Int J Med Sci 2012; 9(5):391-396. doi:10.7150/ijms.4468 This issue
1. Division of Cardiology, 3000 Arlington Ave., Toledo, OH 43537, USA
2. Division of Nephrology, 3000 Arlington Ave., Toledo, OH 43537, USA
3. Department of Urology, 3000 Arlington Ave., Toledo, OH 43537, USA
Post-reperfusion syndrome (PRS) is a serious, widely reported complication following the reperfusion of an ischemic tissue or organ. We sought to determine the prevalence, risk factors and short-term outcomes of PRS related renal transplantation. We conducted a retrospective, case-control study of patients undergoing renal transplantation between July 2006 and March 2008. Identification of PRS was based on a drop in mean arterial pressure by at least 15% within 5 minutes of donor kidney reperfusion. Of the 150 consecutive renal transplantations reviewed, 6 patients (4%) met criteria for post-reperfusion syndrome. Univariate analysis showed that an age over 60, diabetes mellitus, Asian race, and extended criteria donors increased the odds of developing PRS by 4.8 times (95% CI [1.2, 20]; P=.0338), 4.5 times (95% CI [1.11, 18.8]; P=.0378), 35.5 times (95% CI [3.94, 319.8]; P=0.0078) and 9.6 times (95% CI [1.19, 76.28] P=0.0115) respectively.
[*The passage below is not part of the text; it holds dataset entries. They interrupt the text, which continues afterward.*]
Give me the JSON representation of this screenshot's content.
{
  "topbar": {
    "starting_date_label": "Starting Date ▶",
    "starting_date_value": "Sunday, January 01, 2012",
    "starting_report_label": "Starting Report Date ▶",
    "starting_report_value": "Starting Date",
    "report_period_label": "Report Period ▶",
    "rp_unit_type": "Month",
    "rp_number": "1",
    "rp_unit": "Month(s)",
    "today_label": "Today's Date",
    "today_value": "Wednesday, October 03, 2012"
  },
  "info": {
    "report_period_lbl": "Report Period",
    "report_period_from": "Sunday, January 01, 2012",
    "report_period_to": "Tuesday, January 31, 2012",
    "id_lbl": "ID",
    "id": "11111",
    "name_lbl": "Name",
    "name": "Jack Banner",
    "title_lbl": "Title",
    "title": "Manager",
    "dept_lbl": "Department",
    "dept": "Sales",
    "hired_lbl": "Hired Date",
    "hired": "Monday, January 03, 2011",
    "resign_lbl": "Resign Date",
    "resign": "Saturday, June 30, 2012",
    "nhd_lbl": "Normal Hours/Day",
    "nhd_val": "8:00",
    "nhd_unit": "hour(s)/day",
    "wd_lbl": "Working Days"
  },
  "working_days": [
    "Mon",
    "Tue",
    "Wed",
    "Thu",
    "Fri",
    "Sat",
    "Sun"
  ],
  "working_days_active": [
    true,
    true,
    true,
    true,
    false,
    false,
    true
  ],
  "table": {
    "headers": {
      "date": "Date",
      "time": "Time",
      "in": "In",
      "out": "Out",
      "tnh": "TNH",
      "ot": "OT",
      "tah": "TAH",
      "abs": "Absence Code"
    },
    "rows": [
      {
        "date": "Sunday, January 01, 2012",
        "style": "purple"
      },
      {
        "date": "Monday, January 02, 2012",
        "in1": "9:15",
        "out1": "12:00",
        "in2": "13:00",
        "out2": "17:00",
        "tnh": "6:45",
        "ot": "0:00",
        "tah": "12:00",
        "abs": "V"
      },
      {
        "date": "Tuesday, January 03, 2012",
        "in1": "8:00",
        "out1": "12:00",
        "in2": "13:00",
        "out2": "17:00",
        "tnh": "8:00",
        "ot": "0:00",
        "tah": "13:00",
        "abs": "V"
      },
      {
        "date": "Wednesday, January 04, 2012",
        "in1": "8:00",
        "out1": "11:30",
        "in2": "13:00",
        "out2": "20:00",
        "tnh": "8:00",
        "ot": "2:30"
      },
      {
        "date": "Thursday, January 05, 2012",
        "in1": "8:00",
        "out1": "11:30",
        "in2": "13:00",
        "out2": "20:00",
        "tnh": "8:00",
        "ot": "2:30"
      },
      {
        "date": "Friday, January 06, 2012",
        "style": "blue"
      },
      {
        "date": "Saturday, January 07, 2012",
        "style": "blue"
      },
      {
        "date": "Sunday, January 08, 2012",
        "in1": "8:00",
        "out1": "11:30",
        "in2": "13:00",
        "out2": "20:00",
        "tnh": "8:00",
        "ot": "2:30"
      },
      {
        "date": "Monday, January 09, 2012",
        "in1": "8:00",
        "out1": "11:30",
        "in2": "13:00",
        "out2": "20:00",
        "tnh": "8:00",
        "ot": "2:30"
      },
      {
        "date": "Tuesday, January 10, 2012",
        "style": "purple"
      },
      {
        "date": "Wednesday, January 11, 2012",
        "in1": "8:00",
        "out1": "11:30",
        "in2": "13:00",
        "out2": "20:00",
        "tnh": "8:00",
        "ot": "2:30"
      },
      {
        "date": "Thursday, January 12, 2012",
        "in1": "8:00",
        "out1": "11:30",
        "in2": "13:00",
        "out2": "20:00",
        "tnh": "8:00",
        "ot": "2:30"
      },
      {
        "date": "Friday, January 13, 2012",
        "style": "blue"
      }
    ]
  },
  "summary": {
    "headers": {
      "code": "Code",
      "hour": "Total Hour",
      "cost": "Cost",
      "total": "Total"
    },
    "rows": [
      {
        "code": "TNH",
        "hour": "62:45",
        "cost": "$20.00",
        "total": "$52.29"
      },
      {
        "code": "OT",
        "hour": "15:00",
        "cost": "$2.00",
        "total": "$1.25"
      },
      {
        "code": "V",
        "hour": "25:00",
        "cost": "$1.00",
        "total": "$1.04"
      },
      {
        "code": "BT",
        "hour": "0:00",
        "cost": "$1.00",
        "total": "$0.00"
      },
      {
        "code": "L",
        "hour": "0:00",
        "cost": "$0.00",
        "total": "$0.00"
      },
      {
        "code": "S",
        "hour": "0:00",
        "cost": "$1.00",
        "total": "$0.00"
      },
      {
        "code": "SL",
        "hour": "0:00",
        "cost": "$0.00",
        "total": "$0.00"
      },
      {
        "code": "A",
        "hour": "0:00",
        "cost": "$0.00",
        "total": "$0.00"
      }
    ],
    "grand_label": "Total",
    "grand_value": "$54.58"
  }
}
Short term follow-up revealed increased graft failure rate within 6 months (6% vs. 16% P=0.0125) and almost twice the number of hospital days post-transplant in PRS cohorts (5.43 ± 2.29 vs. 10.8 ± 7.29 P=<0.0001). Despite limited reporting, PRS appears to be a relatively common complication of renal transplantation and is associated with increase morbidity.
Keywords: Post reperfusion syndrome, PRS, renal transplant, transplant complications, hypotension.